Sunday 19 Aug 2018 | 17:12 | SYDNEY
Sunday 19 Aug 2018 | 17:12 | SYDNEY

Droning on

This post is part of the Remote-control warfare debate thread. To read other posts in this debate, click here.

5 May 2010 11:06

This post is part of the Remote-control warfare debate thread. To read other posts in this debate, click here.

James Brown has worked as an Australian Defence Force officer and completed his Masters in Strategic Studies in 2009. These are his personal views.

The recent posts on the use of predator drones draw out three key issues. Firstly, are they legal or ethical? Secondly, are they effective? Finally, and quite bizarrely, is fighting with drones manly, courageous, or honourable?

Let me consider the last point first. Christina Enemark mentioned that 'the use of drones potentially challenges traditional notions of honour, courage and masculinity'. In the considerable time I’ve spent talking to drone jockeys and targeteers none of those concepts have been important factors in how they do their job. Those operators are happy to leave pontificating on masculinity to poets, philosophers, and singer-songwriters. Drone pilots derive the same professional satisfaction from making tough decisions under demanding circumstances as any other professional. They don’t drive home through the Nevada desert feeling that they haven’t done their bit in the war.

The legality of drone strikes is a more intriguing question. Enemark quotes The UN Special Rapporteur on Extrajudicial Executions who states that 'Predators are being operated in a framework which may well violate international humanitarian law and international human rights law' — a conclusion Philip Alston came to after a total of 11 days on the ground in Afghanistan in 2008. Alston’s report draws heavily from this ICRC report, which itself is based on outdated international humanitarian law framed with a WW2-like battlefield in mind.

The test of whether someone is a targetable combatant is whether they are directly participating in hostilities. State Department legal expert Harold Koh mentions here the robust processes which determine who will be targeted for drone strikes. Coalition targeting approval processes in Afghanistan are extremely rigid, with multiple levels of internal military and external civilian oversight —including now the Afghan government. The problem in understanding these processes is that Jack Bauer and other TV heroes have conditioned us to expect that drone strikes occur instantaneously and easily. This is far from the truth. Like all other aspects of war, drone operations require plenty of detailed planning, patience, and a degree of good luck.

Philip Alston’s problem with drone operations seems to be less that the US doesn’t have robust targeting processes, and more that he doesn’t have access to them. Nor should he. Professor Alston is an expert in many things but sensitive intelligence source handling is not one of them. If Alston wants to understand how drone targets are selected, he should join the military or run for political office.
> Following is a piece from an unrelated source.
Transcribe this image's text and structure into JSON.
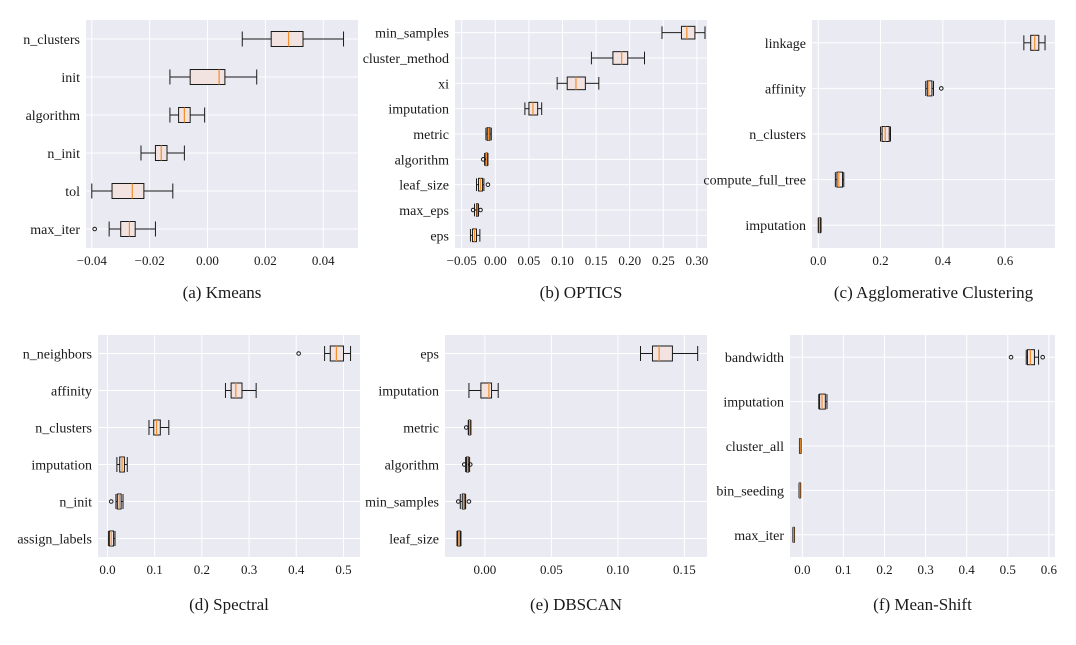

Enemark notes arguments that suggest drone strikes are ineffective because they create a siege mentality amongst Pakistani citizens, lack a concurrent information campaign, and ultimately only temporarily reduce insurgent leadership capacity. I wholeheartedly agree on the second point. I’d argue though that the siege mentality in Pakistan comes more from constant insurgent attacks in Pakistan’s towns and cities than from drone strikes in sparsely populated and inaccessible areas in the North West provinces. The suggestion that drone strikes provide little disruption to enemy operations is misguided. Drone strikes and surveillance place constant pressure on insurgent networks — forcing them into extremely complex procedures to carry out their everyday business. When drone strikes decapitate terrorist and insurgent leadership figures, the disruption to enemy networks buys space and time for conventional military operations inside Afghanistan.

Decisions on the use of drone strikes don’t occur in a vacuum. They are made by professionals acutely sensitive to the issue of civilian casualties. They are also made with an excruciatingly aware consideration of the military alternatives. Ethical and legal debates over the use of remotely piloted drones are important, but shouldn’t neglect a consideration of the practical alternative military courses of action. Nor should they fail to consider the consequences if the military didn’t act at all.